Deep divergence and rapid evolutionary rates in gut-associated Acetobacteraceae of ants.

Background: Symbiotic associations between gut microbiota and their animal hosts shape the evolutionary trajectories of both partners. The genomic consequences of these relationships are significantly influenced by a variety of factors, including niche localization, interaction potential, and symbiont transmission mode. In eusocial insect hosts, socially transmitted gut microbiota may represent an intermediate point between free living or environmentally acquired bacteria and those with strict host association and maternal transmission.
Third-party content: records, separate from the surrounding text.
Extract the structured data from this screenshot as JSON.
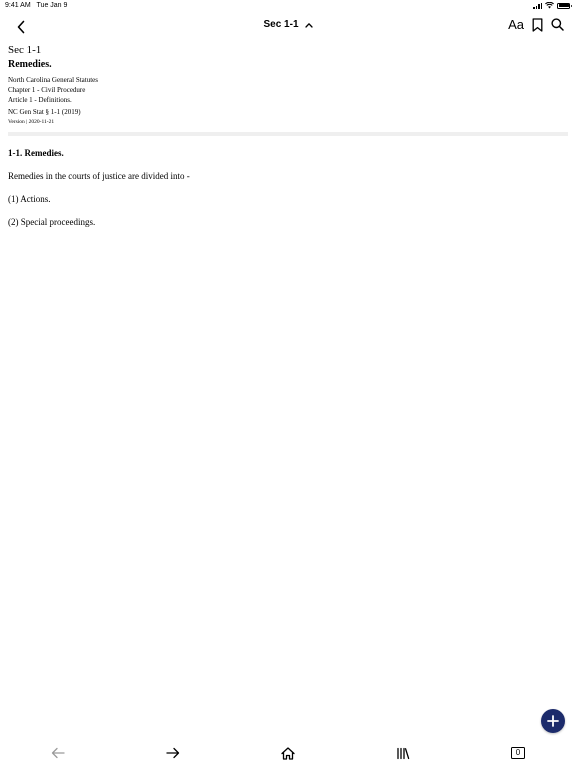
{
  "status_bar": {
    "time": "9:41 AM",
    "date": "Tue Jan 9"
  },
  "nav": {
    "title": "Sec 1-1",
    "font_button": "Aa"
  },
  "header": {
    "section_label": "Sec 1-1",
    "section_title": "Remedies.",
    "meta_lines": [
      "North Carolina General Statutes",
      "Chapter 1 - Civil Procedure",
      "Article 1 - Definitions.",
      "NC Gen Stat § 1-1 (2019)"
    ],
    "version": "Version | 2020-11-21"
  },
  "body": {
    "heading": "1-1. Remedies.",
    "paragraphs": [
      "Remedies in the courts of justice are divided into -",
      "(1) Actions.",
      "(2) Special proceedings."
    ]
  },
  "toolbar": {
    "tab_count": "0"
  },
  "colors": {
    "fab": "#1c2b6b",
    "divider": "#efefef"
  },
  "icons": {
    "back": "chevron-left-icon",
    "title_toggle": "chevron-up-icon",
    "bookmark": "bookmark-icon",
    "search": "search-icon",
    "add": "plus-icon",
    "history_back": "arrow-left-icon",
    "history_forward": "arrow-right-icon",
    "home": "home-icon",
    "library": "library-icon",
    "tabs": "tabs-icon"
  }
}
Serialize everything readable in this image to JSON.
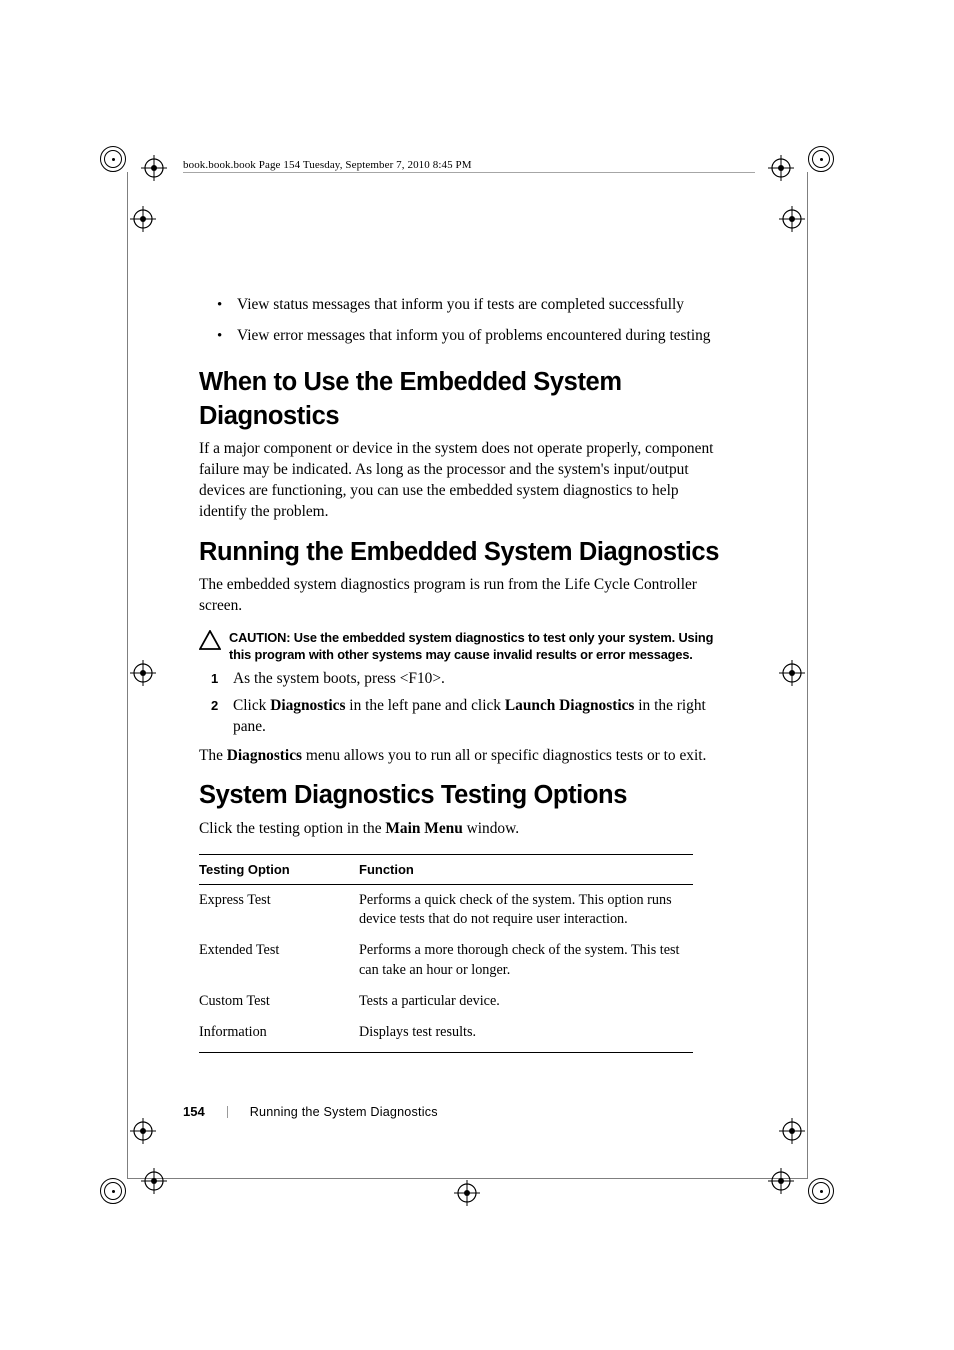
{
  "running_head": "book.book.book  Page 154  Tuesday, September 7, 2010  8:45 PM",
  "bullets": [
    "View status messages that inform you if tests are completed successfully",
    "View error messages that inform you of problems encountered during testing"
  ],
  "sections": {
    "when": {
      "title": "When to Use the Embedded System Diagnostics",
      "body": "If a major component or device in the system does not operate properly, component failure may be indicated. As long as the processor and the system's input/output devices are functioning, you can use the embedded system diagnostics to help identify the problem."
    },
    "running": {
      "title": "Running the Embedded System Diagnostics",
      "body": "The embedded system diagnostics program is run from the Life Cycle Controller screen.",
      "caution_label": "CAUTION: ",
      "caution_text": "Use the embedded system diagnostics to test only your system. Using this program with other systems may cause invalid results or error messages.",
      "steps": {
        "s1": "As the system boots, press <F10>.",
        "s2_a": "Click ",
        "s2_b": "Diagnostics",
        "s2_c": " in the left pane and click ",
        "s2_d": "Launch Diagnostics",
        "s2_e": " in the right pane."
      },
      "after_a": "The ",
      "after_b": "Diagnostics",
      "after_c": " menu allows you to run all or specific diagnostics tests or to exit."
    },
    "options": {
      "title": "System Diagnostics Testing Options",
      "intro_a": "Click the testing option in the ",
      "intro_b": "Main Menu",
      "intro_c": " window.",
      "th1": "Testing Option",
      "th2": "Function",
      "rows": [
        {
          "opt": "Express Test",
          "fn": "Performs a quick check of the system. This option runs device tests that do not require user interaction."
        },
        {
          "opt": "Extended Test",
          "fn": "Performs a more thorough check of the system. This test can take an hour or longer."
        },
        {
          "opt": "Custom Test",
          "fn": "Tests a particular device."
        },
        {
          "opt": "Information",
          "fn": "Displays test results."
        }
      ]
    }
  },
  "footer": {
    "page": "154",
    "text": "Running the System Diagnostics"
  }
}
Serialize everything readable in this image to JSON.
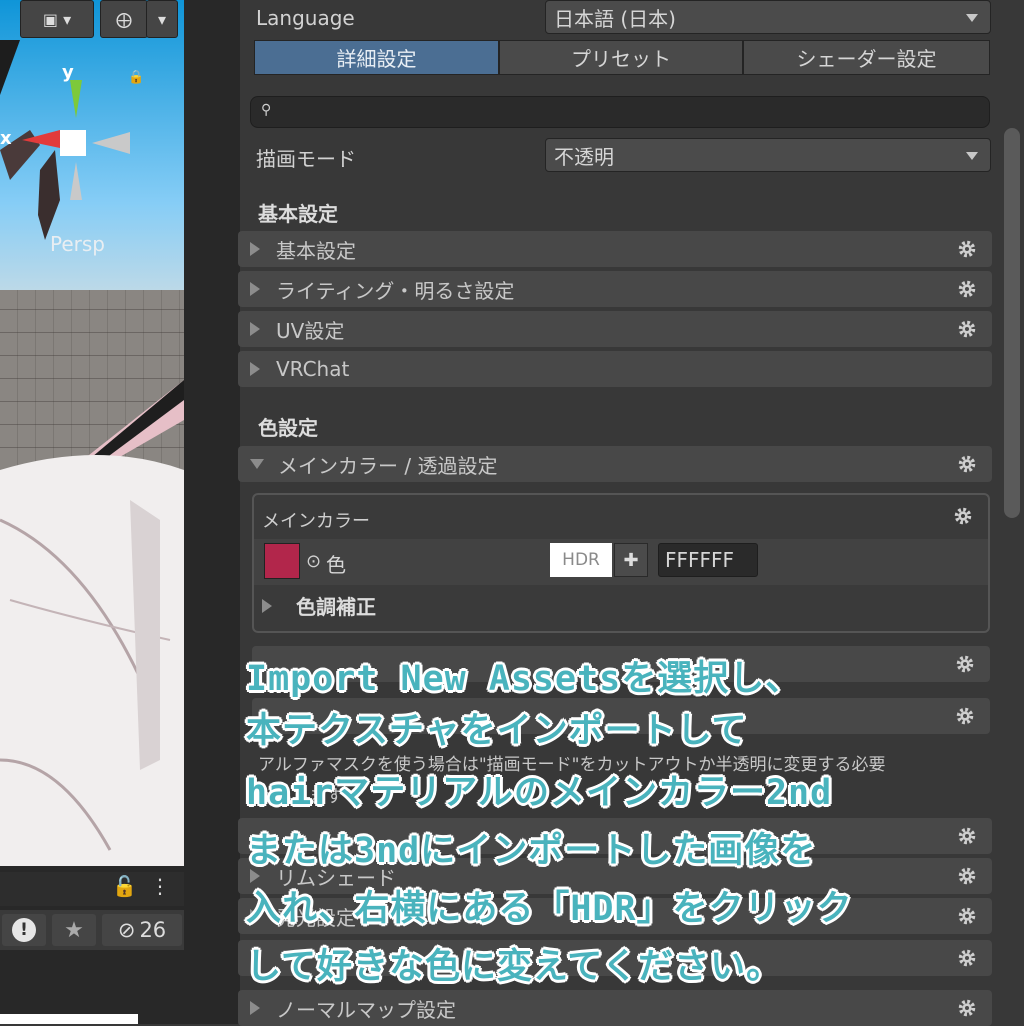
{
  "scene": {
    "gizmo_y": "y",
    "gizmo_x": "x",
    "projection": "Persp",
    "counter": "26"
  },
  "inspector": {
    "language_label": "Language",
    "language_value": "日本語 (日本)",
    "tabs": [
      "詳細設定",
      "プリセット",
      "シェーダー設定"
    ],
    "render_mode_label": "描画モード",
    "render_mode_value": "不透明",
    "basic_section": "基本設定",
    "basic_folds": [
      "基本設定",
      "ライティング・明るさ設定",
      "UV設定",
      "VRChat"
    ],
    "color_section": "色設定",
    "main_color_fold": "メインカラー / 透過設定",
    "main_color_box_title": "メインカラー",
    "color_label": "色",
    "hdr_label": "HDR",
    "hex_value": "FFFFFF",
    "color_adjust_label": "色調補正",
    "partial_help": "アルファマスクを使う場合は\"描画モード\"をカットアウトか半透明に変更する必要",
    "partial_help2": "があります",
    "partial_rim": "リムシェード",
    "partial_light": "発光設定",
    "normal_fold": "ノーマルマップ設定"
  },
  "overlay": {
    "lines": [
      "Import New Assetsを選択し、",
      "本テクスチャをインポートして",
      "hairマテリアルのメインカラー2nd",
      "または3ndにインポートした画像を",
      "入れ、右横にある「HDR」をクリック",
      "して好きな色に変えてください。"
    ]
  },
  "colors": {
    "accent_tab": "#4b6e93",
    "overlay_text": "#49b3bd",
    "swatch": "#b2264b"
  }
}
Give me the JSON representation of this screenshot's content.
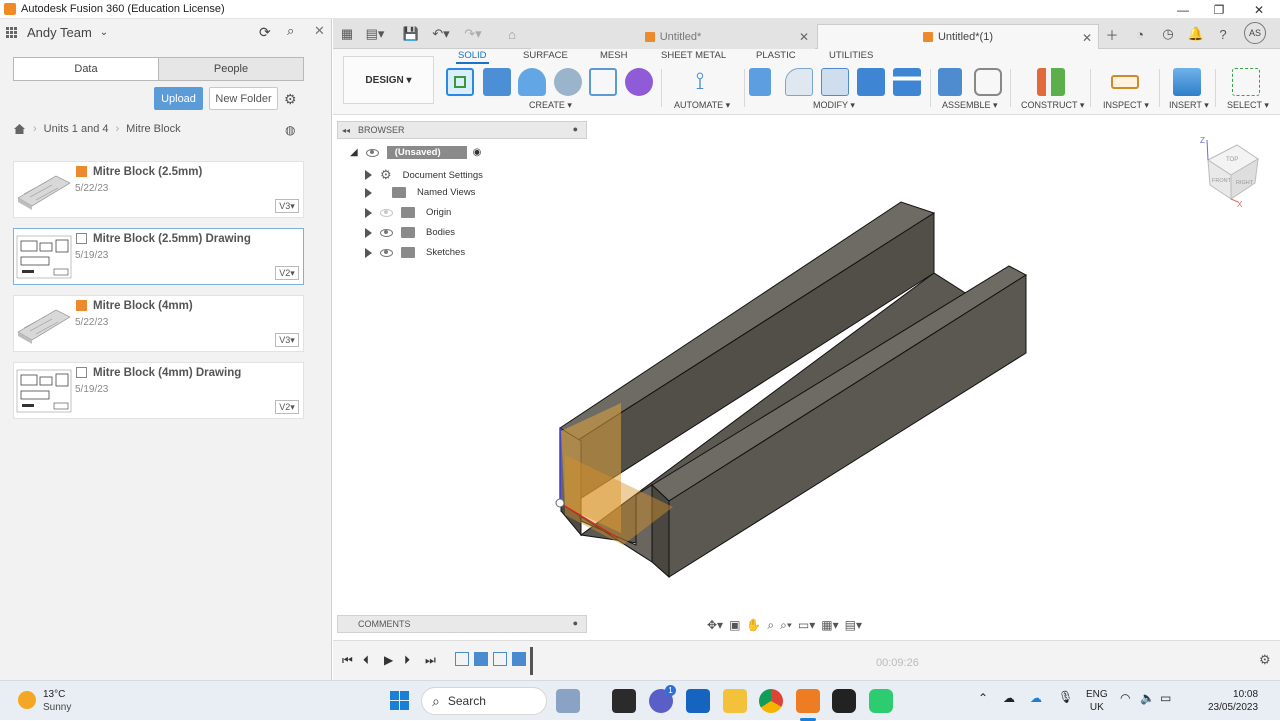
{
  "window": {
    "title": "Autodesk Fusion 360 (Education License)",
    "minimize": "—",
    "maximize": "❐",
    "close": "✕"
  },
  "left_panel": {
    "team": "Andy Team",
    "tabs": [
      "Data",
      "People"
    ],
    "upload": "Upload",
    "new_folder": "New Folder",
    "breadcrumb": [
      "Units 1 and 4",
      "Mitre Block"
    ],
    "files": [
      {
        "name": "Mitre Block (2.5mm)",
        "date": "5/22/23",
        "version": "V3",
        "kind": "design"
      },
      {
        "name": "Mitre Block (2.5mm) Drawing",
        "date": "5/19/23",
        "version": "V2",
        "kind": "drawing"
      },
      {
        "name": "Mitre Block (4mm)",
        "date": "5/22/23",
        "version": "V3",
        "kind": "design"
      },
      {
        "name": "Mitre Block (4mm) Drawing",
        "date": "5/19/23",
        "version": "V2",
        "kind": "drawing"
      }
    ]
  },
  "doc_tabs": [
    {
      "label": "Untitled*",
      "active": false
    },
    {
      "label": "Untitled*(1)",
      "active": true
    }
  ],
  "user_initials": "AS",
  "toolbar": {
    "workspace": "DESIGN",
    "ws_tabs": [
      "SOLID",
      "SURFACE",
      "MESH",
      "SHEET METAL",
      "PLASTIC",
      "UTILITIES"
    ],
    "groups": [
      "CREATE",
      "AUTOMATE",
      "MODIFY",
      "ASSEMBLE",
      "CONSTRUCT",
      "INSPECT",
      "INSERT",
      "SELECT"
    ]
  },
  "browser": {
    "title": "BROWSER",
    "root": "(Unsaved)",
    "items": [
      "Document Settings",
      "Named Views",
      "Origin",
      "Bodies",
      "Sketches"
    ]
  },
  "comments": "COMMENTS",
  "viewcube": {
    "top": "TOP",
    "front": "FRONT",
    "right": "RIGHT",
    "z": "Z",
    "x": "X"
  },
  "timeline": {
    "time": "00:09:26"
  },
  "taskbar": {
    "weather_temp": "13°C",
    "weather_desc": "Sunny",
    "search": "Search",
    "lang1": "ENG",
    "lang2": "UK",
    "time": "10:08",
    "date": "23/05/2023",
    "teams_badge": "1"
  },
  "colors": {
    "accent": "#1a73c8",
    "upload": "#5a9bd8",
    "body": "#5a5750",
    "fusion_orange": "#ee8a2e"
  }
}
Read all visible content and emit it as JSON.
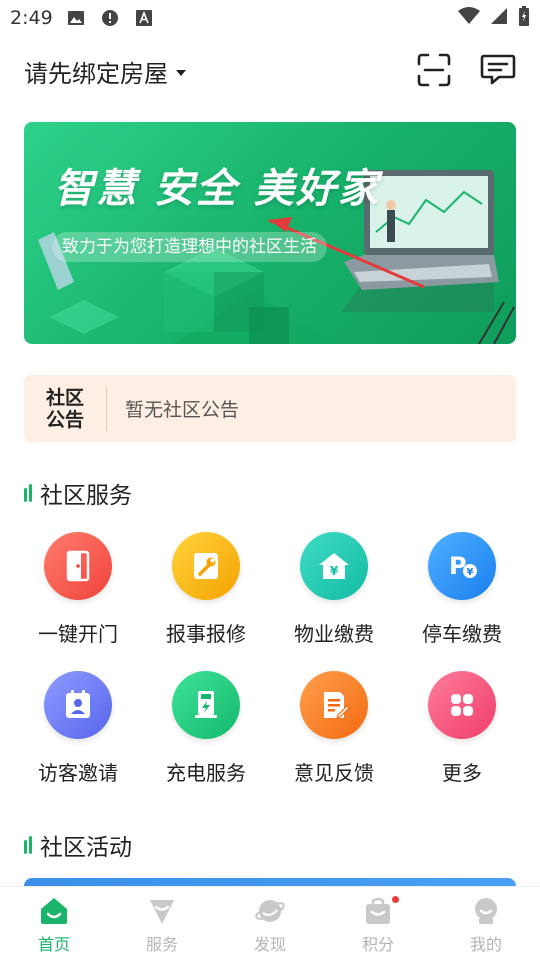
{
  "status_bar": {
    "time": "2:49",
    "icons": [
      "image-icon",
      "alert-icon",
      "a-text-icon",
      "wifi-icon",
      "signal-icon",
      "battery-icon"
    ]
  },
  "header": {
    "house_selector": "请先绑定房屋",
    "scan_icon": "scan-icon",
    "message_icon": "message-icon"
  },
  "banner": {
    "title": "智慧 安全 美好家",
    "subtitle": "致力于为您打造理想中的社区生活"
  },
  "notice": {
    "badge_line1": "社区",
    "badge_line2": "公告",
    "text": "暂无社区公告"
  },
  "sections": {
    "services_title": "社区服务",
    "activities_title": "社区活动"
  },
  "services": [
    {
      "label": "一键开门",
      "icon": "door-icon",
      "color_from": "#ff7d6e",
      "color_to": "#f0433a"
    },
    {
      "label": "报事报修",
      "icon": "wrench-icon",
      "color_from": "#ffd23d",
      "color_to": "#f5a300"
    },
    {
      "label": "物业缴费",
      "icon": "house-yen-icon",
      "color_from": "#3fdcc5",
      "color_to": "#14bba3"
    },
    {
      "label": "停车缴费",
      "icon": "parking-icon",
      "color_from": "#4fb0ff",
      "color_to": "#1a7ff0"
    },
    {
      "label": "访客邀请",
      "icon": "visitor-card-icon",
      "color_from": "#8e9bff",
      "color_to": "#5866ec"
    },
    {
      "label": "充电服务",
      "icon": "charger-icon",
      "color_from": "#3ee29a",
      "color_to": "#14b96b"
    },
    {
      "label": "意见反馈",
      "icon": "feedback-icon",
      "color_from": "#ffa04d",
      "color_to": "#f36a12"
    },
    {
      "label": "更多",
      "icon": "more-icon",
      "color_from": "#ff7d9c",
      "color_to": "#ef3d6a"
    }
  ],
  "bottom_nav": [
    {
      "label": "首页",
      "icon": "home-icon",
      "active": true
    },
    {
      "label": "服务",
      "icon": "service-icon",
      "active": false
    },
    {
      "label": "发现",
      "icon": "planet-icon",
      "active": false
    },
    {
      "label": "积分",
      "icon": "points-bag-icon",
      "active": false,
      "badge": true
    },
    {
      "label": "我的",
      "icon": "profile-icon",
      "active": false
    }
  ],
  "colors": {
    "brand_green": "#1ab56b",
    "notice_bg": "#fdefe4",
    "nav_inactive": "#b5b5b5"
  }
}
Results: We characterized the bacterial communities associated with an abundant ant species, Camponotus chromaiodes. While many bacteria had sporadic distributions, some taxa were abundant and persistent within and across ant colonies. Specially, two Acetobacteraceae operational taxonomic units (OTUs; referred to as AAB1 and AAB2) were abundant and widespread across host samples. Dissection experiments confirmed that AAB1 and AAB2 occur in C. chromaiodes gut tracts. We explored the distribution and evolution of these Acetobacteraceae OTUs in more depth. We found that Camponotus hosts representing different species and geographical regions possess close relatives of the Acetobacteraceae OTUs detected in C. chromaiodes. Phylogenetic analysis revealed that AAB1 and AAB2 join other ant associates in a monophyletic clade. This clade consists of Acetobacteraceae from three ant tribes, including a third, basal lineage associated with Attine ants. This ant-specific AAB clade exhibits a significant acceleration of substitution rates at the 16S rDNA gene and elevated AT content. Substitutions along 16S rRNA in AAB1 and AAB2 result in ~10 % reduction in the predicted rRNA stability.

Conclusions: Combined, these patterns in Camponotus-associated Acetobacteraceae resemble those found in cospeciating gut associates that are both socially and maternally transmitted. These associates may represent an intermediate point along an evolutionary trajectory manifest most extremely in symbionts with strict maternal transmission. Collectively, these results suggest that Acetobacteraceae may be a frequent and persistent gut associate in Camponotus species and perhaps other ant groups, and that its evolution is strongly impacted by this host association.